By allowing ads to appear on this site, you support the local businesses who, in turn, support great journalism.
Planners OK east Ceres project 4-1
• Whitmore Ranch next off to City Council, LAFCO
Whitmore Ranch Annexation area is being proposed by the Alvernaz family to bring 100 acres east of Moore Road and south of Whitmore Avenue (shaded in pink) into the Ceres city limits.

In a 4-1 vote, the Ceres Planning Commission gave its blessing on Monday to a new phase of development – 94 acres on the east side of Ceres.

All the commissioners but Couper Condit liked the Whitmore Ranch Specific Plan and recommended that the Ceres City Council go along with the pre-zoning and annexation so that as many as 441 new dwelling units can be built south of Whitmore Avenue east of Moore Road and west of La Rosa Elementary School.

The council will review the project application on Monday, Nov. 13.

Condit expressed concerns about adding further stress on police and fire services and noted that new housing should be directed to the 960-acre West Landing Specific Plan. The newly annexed area in west Ceres includes 320 acres of already developed county facilities, leaving a balance of 640 acres for development potential – 200 acres for commercial and a business park and about 440 acres for residential housing. So far no developments have been proposed for West Landing.

Despite Condit’s concerns, subdivisions created by the annexation would be subject to a Community Facilities District to help pay for police, fire and park services. Commissioners Gary del Nero, Bob Kachel, David Johnson and Chairperson Laurie Smith were supportive of the project.
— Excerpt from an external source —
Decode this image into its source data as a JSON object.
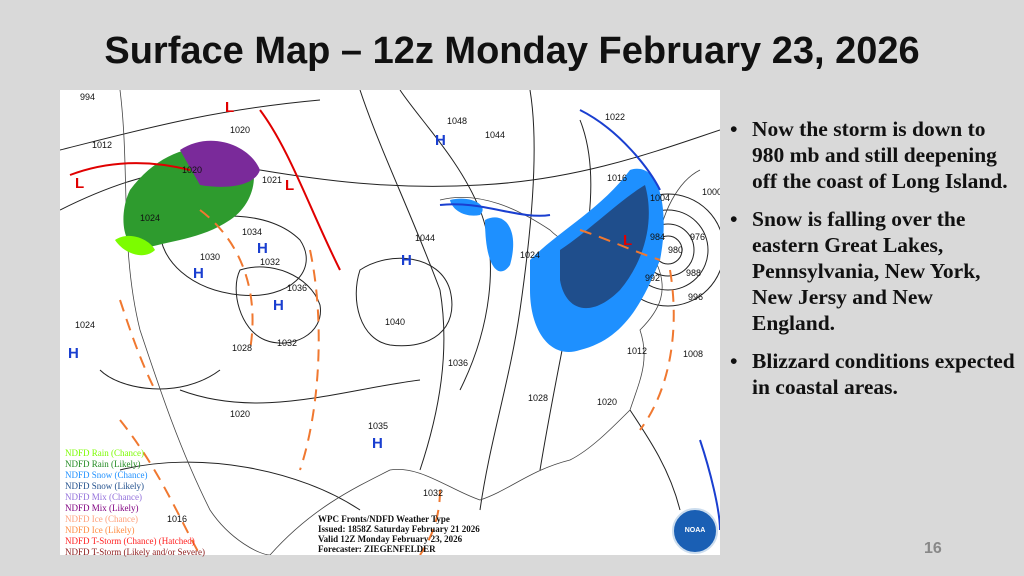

Monday’s vote mirrored the October 2016 the Planning Commission vote of 4-1 to send the 97-acre annexation on the east side to the council. The council reviewed the project two years ago and sent back to the drawing board for revisions. During that vote Councilwoman Linda Ryno voted no, saying how stretched police, fire and code enforcement services were already. Mayor Chris Vierra wanted to include more curvilinear streets and larger lots. He called for a refinement through a subcommittee of councilmembers to work with the developer.

The project includes more curved streets and redesigned a parkland area that goes through the entire project connecting Moore Road all the way to Cesar Chavez Junior High.

“In essence the project is really not that big,” said Tom Westbrook, city of Ceres Director of Community Development. “The annexation, being only 94 acres total and almost 40 of that is La Rosa Elementary and Cesar Chavez Junior High, doesn’t give it a lot of development potential here. It’s pretty small in the scheme of things considering the West Landing Annexation was 10 times bigger.”

Before Steve and Grant Alvernaz of Turlock may develop the land it must be annexed into the city of Ceres by the Stanislaus Local Agency Formation Commission (LAFCO). The panel may review the application in February or March.

The annexation would include both La Rosa Elementary and Cesar Chavez Junior High School as well as take lands presently zoned for agricultural use. The new conceptual plan shows:

• 28 acres used for low-density residential uses or 196 single-family homes with an average lot size of 5,000 square feet;

• 6.6 acres of medium-density residential uses, or 85 dwelling units with an average lot size of 3,000 square feet;

• 6.4 acres of high-density apartment or condo uses that could result in 160 dwelling units;

• 5.2 acres of open space, including a bike and pedestrian corridor leading to the junior high’s western boundary.

Westbrook said the annexation is being initiated and funded by a developer and is within the city’s primary sphere of influence. He commented that the annexation is orderly because at the eastern end sit both schools, of which La Rosa Elementary was built in 2005. Currently the schools sit in county jurisdiction yet the city supplies services to them. The city committed in the future to bring the campuses into the city limits when it originally agreed to supply water and sewer service to them.

Westbrook indicated that the city’s recent upgrade of sewer trunks down Mitchell Road to Service Road were, in part, to accommodate growth on Ceres’ east side.

Patricia Melugin Cousins, whose family has lived on Roeding Road for over a century, voiced her opposition. She feels the project violates many of the guiding principles used to create the new General Plan. Cousins feels that encroaching on farmland is not a way of maintaining Ceres’ agricultural identity.

The project is subject to ag mitigation, which calls for a 1:1 replacement of the lost ag land with permanent set-asides of farm land.